"Hayatta en hakiki mürşit ilimdir, fendir" ve
"İlim, fen ve uzmanlık nerede varsa, sanayi nerede
varsa gidip, öğrenmeye mecburuz. Bilim ve teknik nerede ise oradan alacağız ve
herkesin kafasına koyacağız. Bilim ve teknik için kayıt ve şart yoktur."
- Türkiye Cumhuriyeti’nin kurulmasının hemen ardından Atatürk, ülkenin biran evvel çağdaş ülkeler seviyesine çıkması için çalışmalara başladı. Bu çalışmaların başarılı olması için ilke ve devrimleri hızlı bir şekilde hayata geçirmenin doğru olacağı kanaatindeydi.
- Atatürk, eskiden kalma, gerici zihniyetin sebep olduğu bütün alışkanlıkların ortadan kaldırılması ve ilerlemeye mani olan hurafeciliğin kökten yok edilmesi gerektiğini çok iyi biliyordu.
- Büyük önder bu konu hakkında, “Hiçbir tutarlı kanıta dayanmayan birtakım geleneklerin, inanışların korunmasında ısrar eden milletlerin ilerlemesi çok güç olur; belki de hiç olmaz. İlerlemede geleneklerin kayıt ve şartlarını aşamayan milletler, hayatı, akla ve gerçeklere uygun olarak göremez. Hayat felsefesini geniş bir açıdan gören milletlerin egemenliği ve boyunduruğu altına girmeye mahkûmdur.” diyerek, bilimsel olmayan her şeyin biran evvel terk edilmesi gerektiğini, bilimin ışığında ilerlemenin mecburiyetini en güzel şekilde ifade etmiştir.
- Dünya ülkeleri bilimsel ve teknolojik çalışmalara büyük önem vererek, özellikle sanayi alanında büyük gelişmeler gösterirken, Türk milletinin de bu gelişmelerin gerisinde kalmaması hayati bir önem arz ediyordu.

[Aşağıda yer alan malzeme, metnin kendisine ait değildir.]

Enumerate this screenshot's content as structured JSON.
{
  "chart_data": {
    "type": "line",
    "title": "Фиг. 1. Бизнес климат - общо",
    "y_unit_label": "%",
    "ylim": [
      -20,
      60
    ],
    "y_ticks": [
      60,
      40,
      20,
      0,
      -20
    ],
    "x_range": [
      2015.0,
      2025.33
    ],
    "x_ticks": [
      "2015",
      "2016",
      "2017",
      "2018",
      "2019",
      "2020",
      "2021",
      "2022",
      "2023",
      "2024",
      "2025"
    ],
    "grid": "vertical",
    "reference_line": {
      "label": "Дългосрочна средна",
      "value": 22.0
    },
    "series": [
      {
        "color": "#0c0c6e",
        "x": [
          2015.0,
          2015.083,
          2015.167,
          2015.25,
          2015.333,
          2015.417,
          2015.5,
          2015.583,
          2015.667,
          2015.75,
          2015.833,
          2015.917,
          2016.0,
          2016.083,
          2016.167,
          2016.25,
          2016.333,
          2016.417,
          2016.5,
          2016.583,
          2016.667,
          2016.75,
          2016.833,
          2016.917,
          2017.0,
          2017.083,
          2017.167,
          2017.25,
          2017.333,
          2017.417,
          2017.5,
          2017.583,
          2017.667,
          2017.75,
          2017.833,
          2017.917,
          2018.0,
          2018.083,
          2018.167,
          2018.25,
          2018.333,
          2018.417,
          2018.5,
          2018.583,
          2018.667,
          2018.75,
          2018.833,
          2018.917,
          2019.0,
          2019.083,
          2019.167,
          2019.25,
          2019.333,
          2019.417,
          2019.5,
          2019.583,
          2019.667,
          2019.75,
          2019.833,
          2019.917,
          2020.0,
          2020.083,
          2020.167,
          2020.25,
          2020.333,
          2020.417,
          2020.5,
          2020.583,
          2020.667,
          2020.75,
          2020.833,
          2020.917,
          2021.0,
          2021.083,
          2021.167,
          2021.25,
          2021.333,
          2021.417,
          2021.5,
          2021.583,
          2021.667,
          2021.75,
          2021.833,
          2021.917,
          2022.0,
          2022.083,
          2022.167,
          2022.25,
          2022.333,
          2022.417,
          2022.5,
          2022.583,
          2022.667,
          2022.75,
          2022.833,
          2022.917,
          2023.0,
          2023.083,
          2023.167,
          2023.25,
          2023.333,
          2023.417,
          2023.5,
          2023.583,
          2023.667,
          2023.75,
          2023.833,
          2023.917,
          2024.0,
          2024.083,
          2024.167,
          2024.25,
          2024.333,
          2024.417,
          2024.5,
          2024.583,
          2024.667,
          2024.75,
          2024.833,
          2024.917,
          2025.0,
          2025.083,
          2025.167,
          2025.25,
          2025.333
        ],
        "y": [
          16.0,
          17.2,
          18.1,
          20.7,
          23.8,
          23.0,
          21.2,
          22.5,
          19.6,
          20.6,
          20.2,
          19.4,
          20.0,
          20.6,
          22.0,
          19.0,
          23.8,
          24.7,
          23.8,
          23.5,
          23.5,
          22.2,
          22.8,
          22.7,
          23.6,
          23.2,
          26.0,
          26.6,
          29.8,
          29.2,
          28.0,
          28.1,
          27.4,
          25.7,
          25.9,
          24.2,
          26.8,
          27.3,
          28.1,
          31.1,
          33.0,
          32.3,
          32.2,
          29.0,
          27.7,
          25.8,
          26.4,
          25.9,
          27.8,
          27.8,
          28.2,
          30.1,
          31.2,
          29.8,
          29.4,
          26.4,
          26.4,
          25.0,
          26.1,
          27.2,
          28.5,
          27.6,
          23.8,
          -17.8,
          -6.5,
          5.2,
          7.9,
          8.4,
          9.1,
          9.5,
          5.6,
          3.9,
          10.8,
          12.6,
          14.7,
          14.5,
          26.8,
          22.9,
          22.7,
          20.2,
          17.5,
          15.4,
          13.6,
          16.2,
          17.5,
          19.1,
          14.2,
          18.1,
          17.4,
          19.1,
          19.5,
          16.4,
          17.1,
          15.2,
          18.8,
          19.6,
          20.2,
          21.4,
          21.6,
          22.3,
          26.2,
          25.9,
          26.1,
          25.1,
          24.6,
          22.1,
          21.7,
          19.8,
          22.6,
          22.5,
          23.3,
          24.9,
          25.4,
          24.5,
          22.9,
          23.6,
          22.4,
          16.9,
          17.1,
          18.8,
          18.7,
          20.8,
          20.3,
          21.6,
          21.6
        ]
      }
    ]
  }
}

- Atatürk, “İtiraf ederim ki, düşmanlarımız çok çalışıyor. Biz de onlardan daha çok çalışmaya mecburuz. Çalışmak demek, boşuna yorulmak, terlemek değildir. Zamanın gereklerine göre bilim ve teknik ve her türlü medeni buluşlardan azami derecede yararlanmak zorunluluğudur.” sözleriyle Türk milletinin, bilimden hiçbir zaman ayrılmaması gerektiğini en sade bir biçimde açıklamıştır.
ATATÜRK VE BİLİM
ATATÜRK'ÜN YAZDIĞI GEOMETRİ KİTABI
Günümüzün bilim ve teknolojisinin bel kemiği olan matematik,
kendine özgü doğrulara, yanlışlara ve dile sahiptir. Matematik yakından
ilgilenenlerin anlayabileceği veya “üçgen, kare, dikdörtgen, çember, daire
vb..” gibi herkesin yakından bildiği terimler ve çeşitli sembolik gösterimlere
sahiptir. Hiç düşündünüz mü, nereden geliyor bu terimler? Kim, neden üç kenarı
olan kapalı eğriye üçgen adını vermiş? Bu konu üzerine bir araştırma
yaptığınızda karşınıza çıkacak tek isim vardır ki, O da şüphesiz önünde
saygıyla eğildiğimiz, büyük önder Mustafa Kemal Atatürk’tür.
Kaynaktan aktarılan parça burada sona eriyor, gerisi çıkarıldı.